Voll Seeligkeit, vom schönsten Traum geblendet,
     Von deinen Armen innig heiß umwunden,
     War mir des Pilgerlebens Angst verschwunden,
     Und Herz und Sinn mir wunderbar gewendet.

5
Dich, rief ich, hat ein Gott mir zugesendet,

     Nun bluten nicht mehr meiner Sehnsucht Wunden,
     In dir hab’ ich des Lebens Ziel gefunden,
     Und wohl mir nun, mein Irren ist beendet.

Du sahst mich an, es schwamm dein Blick in Thränen —

10
     Mein Freund, mein Einziger, hört’ ich dich lallen,

     Und fühlte heiß dein Herz an meinem schlagen —

Wie sollt’ ich da nicht hochbeglückt mich wähnen?
     Wer zweifelt noch, wenn voll von Wohlgefallen,
     Ich liebe dich, ihm deine Augen sagen.


[103]

7.

Und diese treuen Augen konnten trügen,
     Und dieses Blickes sanftes Wohlgefallen,
     Und dieses Busens liebevolles Wallen?
     Und diese Schmeichelworte konnten lügen?

5
Nicht trauen sollt’ ich diesen edeln Zügen —

     Ich seh’ es nun, der Schleyer ist gefallen;
     Doch wem soll noch mein Herz entgegenwallen,
     An wen soll ich mich noch vertrauend schmiegen?

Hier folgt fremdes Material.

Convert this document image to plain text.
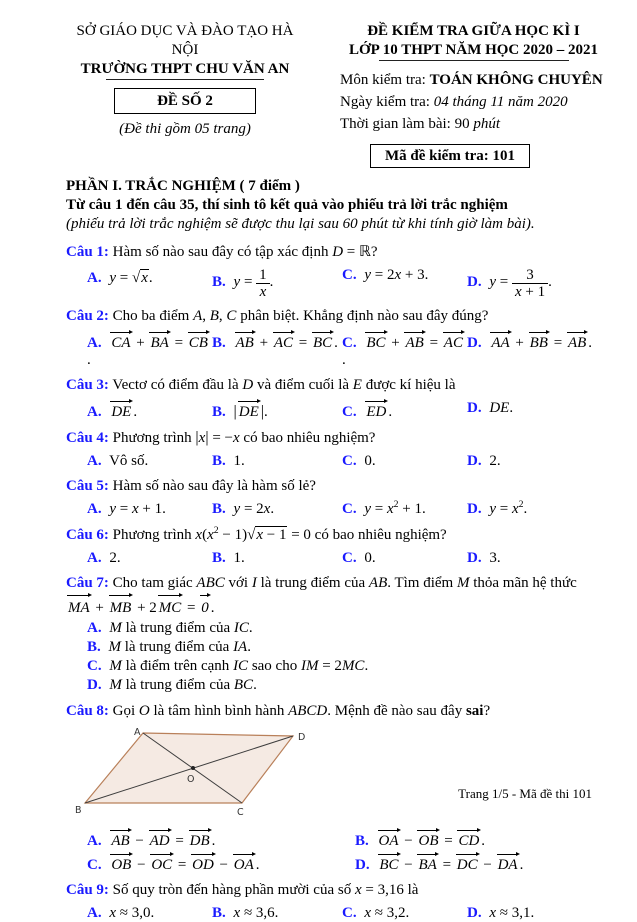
SỞ GIÁO DỤC VÀ ĐÀO TẠO HÀ NỘI
TRƯỜNG THPT CHU VĂN AN
ĐỀ SỐ 2
(Đề thi gồm 05 trang)
ĐỀ KIỂM TRA GIỮA HỌC KÌ I
LỚP 10 THPT NĂM HỌC 2020 – 2021
Môn kiểm tra: TOÁN KHÔNG CHUYÊN
Ngày kiểm tra: 04 tháng 11 năm 2020
Thời gian làm bài: 90 phút
Mã đề kiểm tra: 101
PHẦN I. TRẮC NGHIỆM ( 7 điểm )
Từ câu 1 đến câu 35, thí sinh tô kết quả vào phiếu trả lời trắc nghiệm
(phiếu trả lời trắc nghiệm sẽ được thu lại sau 60 phút từ khi tính giờ làm bài).
Câu 1: Hàm số nào sau đây có tập xác định D = ℝ?
A. y = √x.	B. $y = \frac{1}{x}$ .	C. y = 2x + 3.	D. $y = \frac{3}{x + 1}$ .
Câu 2: Cho ba điểm A, B, C phân biệt. Khẳng định nào sau đây đúng?
A. CA + BA = CB.
B. AB + AC = BC . C. BC + AB = AC.
D. AA + BB = AB .
Câu 3: Vectơ có điểm đầu là D và điểm cuối là E được kí hiệu là
A. DE .	B. | DE |.	C. ED .	D. DE.
Câu 4: Phương trình |x| = −x có bao nhiêu nghiệm?
A. Vô số.	B. 1.	C. 0.	D. 2.
Câu 5: Hàm số nào sau đây là hàm số lẻ?
A. y = x + 1.	B. y = 2x.	C. $y = x^2 + 1$.	D. $y = x^2$.
Câu 6: Phương trình $x(x^2 - 1)√x - 1 = 0$ có bao nhiêu nghiệm?
A. 2.	B. 1.	C. 0.	D. 3.
Câu 7: Cho tam giác ABC với I là trung điểm của AB. Tìm điểm M thỏa mãn hệ thức
MA + MB + 2 MC = 0 .
A. M là trung điểm của IC.
B. M là trung điểm của IA.
C. M là điểm trên cạnh IC sao cho IM = 2MC.
D. M là trung điểm của BC.
Câu 8: Gọi O là tâm hình bình hành ABCD. Mệnh đề nào sau đây sai?
A	D
B	C
O
A. AB − AD = DB .	B. OA − OB = CD .
C. OB − OC = OD − OA .	D. BC − BA = DC − DA .
Câu 9: Số quy tròn đến hàng phần mười của số x = 3,16 là
A. x ≈ 3,0.	B. x ≈ 3,6.	C. x ≈ 3,2.	D. x ≈ 3,1.
Trang 1/5 - Mã đề thi 101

So will ichs denn mit festem Muthe schwören,

10
     Von nun an wandl’ ich einsam durch das Leben,

     Will keiner mehr die Hand zum Bündniß reichen.

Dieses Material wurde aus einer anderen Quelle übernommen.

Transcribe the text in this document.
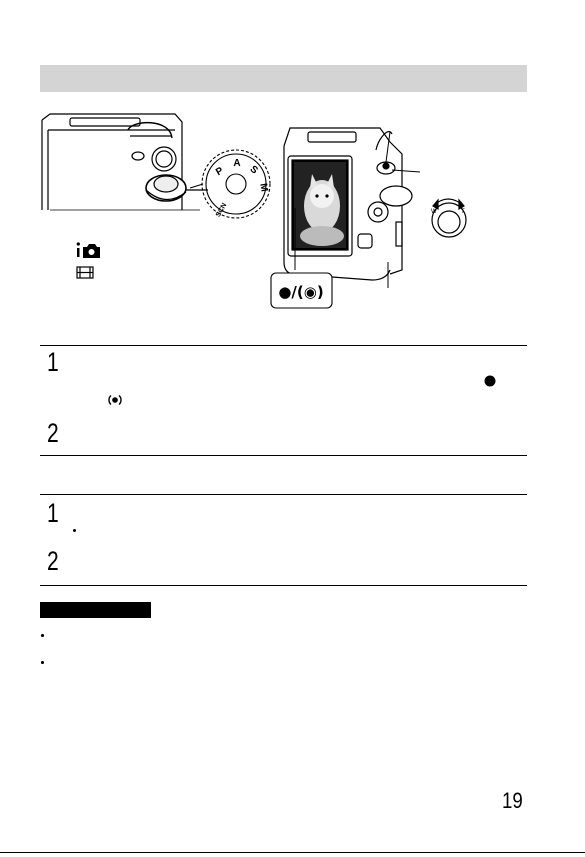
P
A
S
M
SCN	W	T
●/(◉)
1
2
1
2
19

Und sollte mich des Edeln Schein bethören,
     Dann soll den Wankenden dein Bild umschweben,
     Mich warnend in mich selbst zurück zu scheuchen.


[104]

8.

Dir zürn’ ich nicht, du hast mich nicht betrogen,
     Denn was du hattest, hast du mir gegeben;
     Schuld ist mein Herz, mit seinem heißen Streben,
     Das Engelstugend mir an dir gelogen.

5
Ich schuf dich mir — der Erde leicht entflogen,

     Riß ich dich hin, mit mir empor zu schweben;
     Auch blüht’ in dir ein neues, schönes Leben,
     Als ich in meine Welt dich fortgezogen.

Doch matt vom hohen, ungewohnten Fluge,

10
     Fielst du zurück durch deines Wesens Schwere,

     Und warfest von dir, was ich dir geliehen.

Da schwand dein Reiz, da staunt’ ich ob dem Truge,
     Da riß ich mich von dir, der lichten Sphäre
     Des Vaterlandes einsam zuzufliehen.